Benefits of the Octopus Model:

  • Resilience — Subsystems can fail without collapsing the whole system
  • Modularity — Each piece evolves independently
  • Maintainability — Easier to debug and understand
  • Scalability — New capabilities can be added as new arms, head or beak improvements

Core Principle: AI assists reasoning; deterministic orchestration maintains reliability and predictability. The exact opposite of the latest AI lobster claw craze. And octopii eat lobsters.


Pepa is designed within real-world limitations:

  • modest hardware, software and subscription budgets
  • homelab environments in older houses
  • unpredictable and expensive energy supply
  • aging hardware and upstream software dependencies
  • incremental improvement and experimentation

These constraints ensure Pepa is practical, reproducible, and maintainable.


  • Not an AGI project — Focuses on practical cognitive assistance, not Artificial General Intelligence.
  • Not a chatbot — Conversation is only an interface; memory and task management are primary.
  • Not a robot or mechanical assistant — Pepa is software and systems-based, not a physical companion or humanoid device.
  • Not cloud-dependent — Designed to function primarily with self-hosted infrastructure.
  • Not a monolithic AI agent — Uses octopus-inspired modular subsystems; deterministic orchestration remains centralized.
  • Not a commercial product — Open exploration of personal cognitive infrastructure, not a startup.
  • Not perfect — Being built in a modest homelab by its own aging user so incremental improvements and failures are expected and documented.

Pepa is an open exploration into the future of personal AI assistance.

We welcome developers, engineers, and thinkers interested in:

  • Supporting the elderly they love, or will one day become themselves
  • AI agents
  • memory systems
  • personal knowledge infrastructure
  • self-hosted AI
  • assistive technologies

Collaborators are invited to contribute ideas, critique, and improvements, with the understanding that Pepa is experimental, modular, and human-centered.
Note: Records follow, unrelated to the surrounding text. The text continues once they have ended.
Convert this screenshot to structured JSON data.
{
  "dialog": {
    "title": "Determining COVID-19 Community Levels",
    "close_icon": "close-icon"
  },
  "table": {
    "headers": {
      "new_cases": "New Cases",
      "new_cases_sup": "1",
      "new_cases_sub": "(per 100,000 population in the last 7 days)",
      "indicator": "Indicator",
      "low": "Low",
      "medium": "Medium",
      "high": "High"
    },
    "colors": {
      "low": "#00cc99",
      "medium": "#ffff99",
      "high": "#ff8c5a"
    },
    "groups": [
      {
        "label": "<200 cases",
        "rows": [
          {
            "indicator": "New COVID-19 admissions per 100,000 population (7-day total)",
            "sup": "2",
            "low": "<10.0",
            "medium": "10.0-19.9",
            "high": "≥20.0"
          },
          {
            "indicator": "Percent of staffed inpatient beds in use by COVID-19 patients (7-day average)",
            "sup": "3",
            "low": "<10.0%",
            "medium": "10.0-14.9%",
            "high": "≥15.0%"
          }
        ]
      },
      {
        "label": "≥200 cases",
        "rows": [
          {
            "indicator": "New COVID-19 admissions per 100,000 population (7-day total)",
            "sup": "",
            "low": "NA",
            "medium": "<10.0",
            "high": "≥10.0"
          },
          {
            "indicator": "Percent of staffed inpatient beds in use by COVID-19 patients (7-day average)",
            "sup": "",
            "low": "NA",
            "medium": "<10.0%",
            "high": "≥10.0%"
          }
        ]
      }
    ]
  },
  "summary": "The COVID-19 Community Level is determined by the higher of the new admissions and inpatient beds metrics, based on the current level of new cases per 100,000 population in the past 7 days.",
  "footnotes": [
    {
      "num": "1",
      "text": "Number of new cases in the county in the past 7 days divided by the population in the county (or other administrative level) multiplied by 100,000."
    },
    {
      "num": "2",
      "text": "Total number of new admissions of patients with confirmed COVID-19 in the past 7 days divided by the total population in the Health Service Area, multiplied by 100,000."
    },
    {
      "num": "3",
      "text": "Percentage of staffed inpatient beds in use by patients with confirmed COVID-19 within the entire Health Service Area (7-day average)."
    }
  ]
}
Contact the editor.

Pepa began as a personal solution to a universal problem: human memory and cognitive capacity decline with age. At 65, I recognized firsthand that even the most organized mind can forget important details, miss patterns, or struggle with complex daily tasks. I wanted a system that would support memory, maintain independence, and adapt over time, rather than relying on temporary digital notes or commercial assistants.

The arrival of local language models and open source AI tools made the project technically and financially achievable at my pay grade. Pepa could now combine automation, structured memory storage, and reasoning engines to create a self-hosted cognitive ecosystem — an AI system that supplements human memory and decision-making without replacing the human.

In short, Pepa is not just software and cabling. It is the practical embodiment of a personal cognitive assistant, born from necessity, informed by decades of engineering and automation experience, and designed to support the elderly while respecting autonomy, privacy, and human-centered principles.